3. Méditer comme un coquelicot rouge
Selon Jean-Yves Leloup, „Écrits sur l’hésychasme”
C’est ainsi que le jeune homme apprit à fleurir . . . La méditation, c’est d’abord une assise et c’était ce que lui avait enseigné la montagne. La méditation, c’est aussi une ” orientation ” et c’est ce que lui enseignait maintenant le coquelicot : se tourner vers le soleil, se tourner du plus profond de soi-même vers la lumière. En faire l’aspiration de tout son sang, de toute sa sève transmutée en énergie.
Cette orientation vers le beau, vers la lumière le faisait quelquefois rougir comme un coquelicot. Comme si ” la belle lumière ” était celle d’un regard qui lui souriait et attendait de lui quelque parfum . . .Il apprit également auprès du coquelicot que pour bien demeurer dans son orientation, la fleur devait avoir ” la tige droite ” et il commença à redresser sa colonne vertébrale.
Cela lui posait quelques difficultés, parce qu’il avait lu dans certains textes de la philocalie que le moine devait être légèrement courbé. Quelquefois même avec douleur. Le regard tourné vers le coeur et les entrailles.
Il demanda quelques explications au père Séraphin. Les yeux du staretz le regardèrent avec malice : ” Ca, c’était pour les costauds d’autrefois. Ils étaient pleins d’énergie, et il fallait un peu les rappeler à l’humilité de leur condition humaine, qu’ils se courbent un peu le temps de la méditation cela ne leur faisait pas de mal . . . Mais toi, tu as plutôt besoin d’énergie, alors, au moment de la méditation, redresses-toi, sois vigilant, tiens-toi droit vers la lumière de Dieu, mais sois sans orgueil . . .d’ailleurs si tu observes bien le coquelicot, il t’enseignera non seulement la droiture de la tige, mais aussi une certaine souplesse sous les inspirations du vent et puis aussi une grande humilité . . . . ”
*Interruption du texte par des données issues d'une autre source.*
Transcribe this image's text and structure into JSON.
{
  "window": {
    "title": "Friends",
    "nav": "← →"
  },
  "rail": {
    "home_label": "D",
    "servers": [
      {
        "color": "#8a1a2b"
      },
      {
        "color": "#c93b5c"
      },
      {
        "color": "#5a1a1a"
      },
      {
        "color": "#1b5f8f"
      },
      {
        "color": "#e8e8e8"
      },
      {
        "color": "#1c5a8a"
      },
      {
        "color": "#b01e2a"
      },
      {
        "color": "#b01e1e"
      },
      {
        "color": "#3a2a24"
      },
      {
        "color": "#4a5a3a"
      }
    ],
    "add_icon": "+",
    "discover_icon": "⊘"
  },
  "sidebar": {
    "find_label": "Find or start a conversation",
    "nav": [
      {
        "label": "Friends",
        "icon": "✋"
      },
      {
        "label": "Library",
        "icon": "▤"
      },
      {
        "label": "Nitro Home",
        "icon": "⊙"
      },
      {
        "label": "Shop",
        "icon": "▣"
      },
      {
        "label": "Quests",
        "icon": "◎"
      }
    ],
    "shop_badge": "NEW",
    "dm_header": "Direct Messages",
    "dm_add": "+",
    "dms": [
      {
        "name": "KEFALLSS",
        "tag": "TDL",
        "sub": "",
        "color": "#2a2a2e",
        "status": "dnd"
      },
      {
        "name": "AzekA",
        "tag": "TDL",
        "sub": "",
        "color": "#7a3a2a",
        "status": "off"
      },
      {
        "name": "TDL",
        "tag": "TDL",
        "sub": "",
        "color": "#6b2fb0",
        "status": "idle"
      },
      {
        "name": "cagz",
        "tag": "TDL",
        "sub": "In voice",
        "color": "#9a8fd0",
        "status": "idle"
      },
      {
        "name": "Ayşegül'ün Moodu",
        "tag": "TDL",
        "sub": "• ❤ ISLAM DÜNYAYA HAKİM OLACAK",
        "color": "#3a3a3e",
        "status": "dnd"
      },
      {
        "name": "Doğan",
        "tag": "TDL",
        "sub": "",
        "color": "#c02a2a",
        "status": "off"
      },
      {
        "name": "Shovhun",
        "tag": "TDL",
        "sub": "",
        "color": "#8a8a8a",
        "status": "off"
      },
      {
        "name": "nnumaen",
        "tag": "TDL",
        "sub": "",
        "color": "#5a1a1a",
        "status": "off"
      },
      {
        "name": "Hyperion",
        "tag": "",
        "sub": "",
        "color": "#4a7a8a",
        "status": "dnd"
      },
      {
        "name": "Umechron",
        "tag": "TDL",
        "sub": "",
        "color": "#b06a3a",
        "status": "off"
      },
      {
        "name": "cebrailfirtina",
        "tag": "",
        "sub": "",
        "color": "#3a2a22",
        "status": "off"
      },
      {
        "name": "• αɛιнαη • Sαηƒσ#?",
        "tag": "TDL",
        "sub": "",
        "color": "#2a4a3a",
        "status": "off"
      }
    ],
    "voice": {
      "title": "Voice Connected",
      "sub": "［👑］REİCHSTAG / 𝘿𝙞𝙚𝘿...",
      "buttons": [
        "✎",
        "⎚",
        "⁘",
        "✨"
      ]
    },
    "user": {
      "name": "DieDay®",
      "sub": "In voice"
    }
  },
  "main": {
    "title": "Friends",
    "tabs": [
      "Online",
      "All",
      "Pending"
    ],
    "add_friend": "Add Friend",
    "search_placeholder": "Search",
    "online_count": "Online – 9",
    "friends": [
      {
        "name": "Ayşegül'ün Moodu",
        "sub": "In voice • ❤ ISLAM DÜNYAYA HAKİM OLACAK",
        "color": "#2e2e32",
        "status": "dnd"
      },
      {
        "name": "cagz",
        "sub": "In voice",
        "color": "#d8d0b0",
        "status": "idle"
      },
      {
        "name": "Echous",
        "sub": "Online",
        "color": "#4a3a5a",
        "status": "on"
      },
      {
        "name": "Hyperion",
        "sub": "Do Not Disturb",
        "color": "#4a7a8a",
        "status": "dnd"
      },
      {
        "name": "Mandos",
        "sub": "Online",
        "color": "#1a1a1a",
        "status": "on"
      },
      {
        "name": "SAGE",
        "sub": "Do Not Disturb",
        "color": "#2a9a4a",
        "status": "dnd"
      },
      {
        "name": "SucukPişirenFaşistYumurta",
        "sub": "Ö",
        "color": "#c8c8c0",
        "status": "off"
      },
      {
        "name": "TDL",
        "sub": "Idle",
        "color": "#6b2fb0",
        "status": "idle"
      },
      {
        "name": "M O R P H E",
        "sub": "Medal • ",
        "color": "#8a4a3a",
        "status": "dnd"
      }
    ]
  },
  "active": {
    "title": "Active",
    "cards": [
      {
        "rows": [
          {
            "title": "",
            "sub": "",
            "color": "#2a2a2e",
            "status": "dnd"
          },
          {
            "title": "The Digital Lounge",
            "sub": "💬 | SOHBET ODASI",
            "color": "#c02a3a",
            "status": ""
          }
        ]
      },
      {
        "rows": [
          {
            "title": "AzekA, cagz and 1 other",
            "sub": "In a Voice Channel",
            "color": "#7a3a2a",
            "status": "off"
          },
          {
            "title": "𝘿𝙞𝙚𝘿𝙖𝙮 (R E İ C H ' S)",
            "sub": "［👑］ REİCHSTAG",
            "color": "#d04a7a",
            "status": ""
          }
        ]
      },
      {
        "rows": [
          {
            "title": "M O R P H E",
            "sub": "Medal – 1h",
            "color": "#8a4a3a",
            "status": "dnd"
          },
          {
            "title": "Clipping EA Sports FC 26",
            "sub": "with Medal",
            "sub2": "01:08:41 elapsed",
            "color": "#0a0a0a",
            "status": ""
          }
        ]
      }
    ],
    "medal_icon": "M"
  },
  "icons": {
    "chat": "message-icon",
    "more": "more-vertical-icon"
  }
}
En effet, l’enseignement du coquelicot était aussi dans sa fugacité, sa fragilité. Il fallait apprendre à fleurir, mais aussi à faner. Le jeune homme comprenait mieux les paroles du prophète :
” Toute chair est pour Dieu comme l’herbe, et sa délicatesse est celle de la fleur des champs. L’herbe sèche, la fleur se fane lorsque le vent de Dieu les traverse ; mais au-delà de tout, le mot de Dieu demeure pour toujours… Les nations sont pour Dieu comme une goutte de rosée au bord d’un seau, comme la poussière fine sur une balance . . . . Les Juges de la terre à peine sont-ils plantés, à peine leur tige a-t-elle pris racine en terre . . . alors ils se dessèchent et la tempête de Dieu les emporte comme un fétu “. (cf. Isaïe 40-7, 8, 15, 23, 24).
La montagne lui avait donné le sens de l’Éternité, le coquelicot lui enseignait la fragilité du temps : méditer, c’est connaître l’Éternel dans la fugacité de l’instant, un instant droit, bien orienté. C’est fleurir le temps qu’il nous est donné de fleurir, aimer le temps qu’il nous est donné d’aimer, gratuitement, sans pourquoi, car qu’est-ce que nous pourrons recevoir d’autres à part ce que Dieu nous offre, et de la part de qui ? Pour quoi les coquelicots fleurissent-ils? Et pour qui ?
Il apprenait ainsi à méditer ” sans but, ni profit “, pour le plaisir d’être, et d’aimer la lumière éternelle de Dieu. ” L’amour est à lui-même sa propre récompense “, disait saint Bernard. ” La rose fleurit parce qu’elle fleurit sans pourquoi “, disait encore Angelus Silesius.
” C’est la montagne qui fleurit dans le coquelicot, pensait le jeune homme. C’est tout l’univers qui médite en moi. Puisse-t-il rougir de joie l’instant privilégié que dure ma vie. ” Cette pensée était sans doute de trop. Le père Séraphin commença à secouer notre philosophe et de nouveau le prit par le bras.
Il l’entraîna par un chemin abrupt jusqu’au bord de la mer, dans une petite crique déserte. ” Arrête de ruminer comme une vache le bon sens des coquelicots. . . Aies aussi le coeur marin. Apprends à méditer comme l’océan “.